Axiomatic promoter, David Pellowe, has said that security around the event will be robust (assuming they can secure a venue). He was quoted by Stuff as saying that they’d sought out “military level” security advice. Pellowe also noted that expected security costs were likely to be A$2500 and A$9000. I suspect that this amount won’t even cover the morning tea requirements of the security teams.

The event will hopefully see a lot of ordinarily reasonable Kiwis coming together to protest the hate speech likely to be espoused at the event. Add in a liberal dose of neo-Nazis, and other radical right nut-jobs and things could get very ugly indeed. Throwing what is a pittance at security will render it as effective as a fart in a cyclone. I’d put good money on the fact that people will get hurt.

So, while it appears that the “Free Speech Coalition” may have got their way before any judicial reviews happened, a valuable lesson is likely to be learned by all involved. Free speech comes with a cost – responsibility.

While New Zealand’s democracy allows me to stand up in a crowded cinema and yell “Fire! Run for your lives!” I’m likely to be prosecuted for the harm and damage caused by the resulting stampede. Sadly, this doesn’t seem to have occurred to the idiots who took an ideological position to defend their support for Southern and Molyneux.

Free speech can great but it can also be weaponised and used to stir up hate against minorities. Either way, it comes with consequences.

If there is a silver lining to what appears to be a very dark cloud, it is this: Enabling Southern and Molyneux’s poisonous views to be spouted publicly will shine a light on racism and racists. I hope the event’s attendees are prepared to be publicly named and shamed. The fallout from this horrid situation is likely to linger long after Southern and Molyneux have departed.

A crucial last question comes to mind. How can the high-profile nature of the event (which has already led to a media feeding frenzy) and the historical track record of this obnoxious pair (if in any doubt, just google) not run foul of the New Zealand Human Rights Act 1993? (http://www.legislation.govt.nz/act/public/1993/0082/latest/whole.html) Section 61b has very specific clauses that the event will most probably trample.

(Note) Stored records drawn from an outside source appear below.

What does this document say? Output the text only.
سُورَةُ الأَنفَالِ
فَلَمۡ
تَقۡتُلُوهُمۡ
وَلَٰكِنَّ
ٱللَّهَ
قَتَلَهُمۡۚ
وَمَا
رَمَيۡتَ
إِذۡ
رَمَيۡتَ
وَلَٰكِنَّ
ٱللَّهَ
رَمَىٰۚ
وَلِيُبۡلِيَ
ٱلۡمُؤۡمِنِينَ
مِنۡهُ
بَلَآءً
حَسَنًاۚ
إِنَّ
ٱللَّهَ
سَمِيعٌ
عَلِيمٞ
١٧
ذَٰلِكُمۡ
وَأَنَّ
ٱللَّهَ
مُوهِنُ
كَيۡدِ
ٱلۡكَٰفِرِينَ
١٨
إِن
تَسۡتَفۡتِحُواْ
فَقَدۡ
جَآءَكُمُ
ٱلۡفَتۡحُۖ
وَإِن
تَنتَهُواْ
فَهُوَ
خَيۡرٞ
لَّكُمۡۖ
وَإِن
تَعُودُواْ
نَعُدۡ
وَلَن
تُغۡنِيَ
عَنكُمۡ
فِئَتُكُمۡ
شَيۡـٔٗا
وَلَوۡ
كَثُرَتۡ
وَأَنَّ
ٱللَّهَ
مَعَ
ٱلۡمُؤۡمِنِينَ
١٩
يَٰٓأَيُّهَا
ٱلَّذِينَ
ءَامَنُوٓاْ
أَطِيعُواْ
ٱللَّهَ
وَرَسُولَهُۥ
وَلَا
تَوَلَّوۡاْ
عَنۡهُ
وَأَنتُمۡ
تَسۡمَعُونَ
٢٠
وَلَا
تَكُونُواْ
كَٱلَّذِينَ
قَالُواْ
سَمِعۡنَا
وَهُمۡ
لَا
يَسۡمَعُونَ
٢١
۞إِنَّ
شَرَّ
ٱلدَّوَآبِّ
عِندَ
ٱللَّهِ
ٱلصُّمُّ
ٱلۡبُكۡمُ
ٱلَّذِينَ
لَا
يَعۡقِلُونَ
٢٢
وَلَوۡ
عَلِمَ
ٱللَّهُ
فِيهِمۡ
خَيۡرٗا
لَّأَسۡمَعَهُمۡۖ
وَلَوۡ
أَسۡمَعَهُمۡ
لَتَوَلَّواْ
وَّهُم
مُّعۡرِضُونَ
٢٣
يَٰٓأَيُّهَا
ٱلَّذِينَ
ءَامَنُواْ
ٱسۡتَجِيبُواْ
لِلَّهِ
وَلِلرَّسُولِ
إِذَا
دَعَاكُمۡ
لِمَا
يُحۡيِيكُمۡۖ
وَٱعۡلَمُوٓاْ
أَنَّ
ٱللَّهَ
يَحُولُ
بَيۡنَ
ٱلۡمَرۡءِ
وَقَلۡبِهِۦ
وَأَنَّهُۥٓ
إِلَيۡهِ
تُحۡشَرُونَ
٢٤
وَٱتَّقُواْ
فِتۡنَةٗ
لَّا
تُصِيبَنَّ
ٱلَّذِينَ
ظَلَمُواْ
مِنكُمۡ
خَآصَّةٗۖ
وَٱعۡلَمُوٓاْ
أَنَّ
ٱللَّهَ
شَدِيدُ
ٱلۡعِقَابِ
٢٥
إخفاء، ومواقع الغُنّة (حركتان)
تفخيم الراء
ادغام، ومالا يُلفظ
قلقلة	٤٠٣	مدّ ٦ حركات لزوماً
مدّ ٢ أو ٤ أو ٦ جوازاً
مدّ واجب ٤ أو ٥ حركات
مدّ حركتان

It says that it is unlawful for any person to use in any public place as defined in section 2(1) of the Summary Offences Act 1981, or within the hearing of persons in any such public place, or at any meeting to which the public is invited or has access, words which are threatening, abusive, or insulting; or (c) to use in any place words which are threatening, abusive, or insulting if the person using the words knew or ought to have known that the words were reasonably likely to be published in a newspaper, magazine, or periodical or broadcast by means of radio or television – being matter or words likely to excite hostility against or bring into contempt any group of persons in or who may be coming to New Zealand on the ground of the colour, race, or ethnic or national origins of that group of persons.

Based on what has been said by Southern and Molyneux in the past, the odds are good that their dog and pony show will run foul of the Human Rights Act.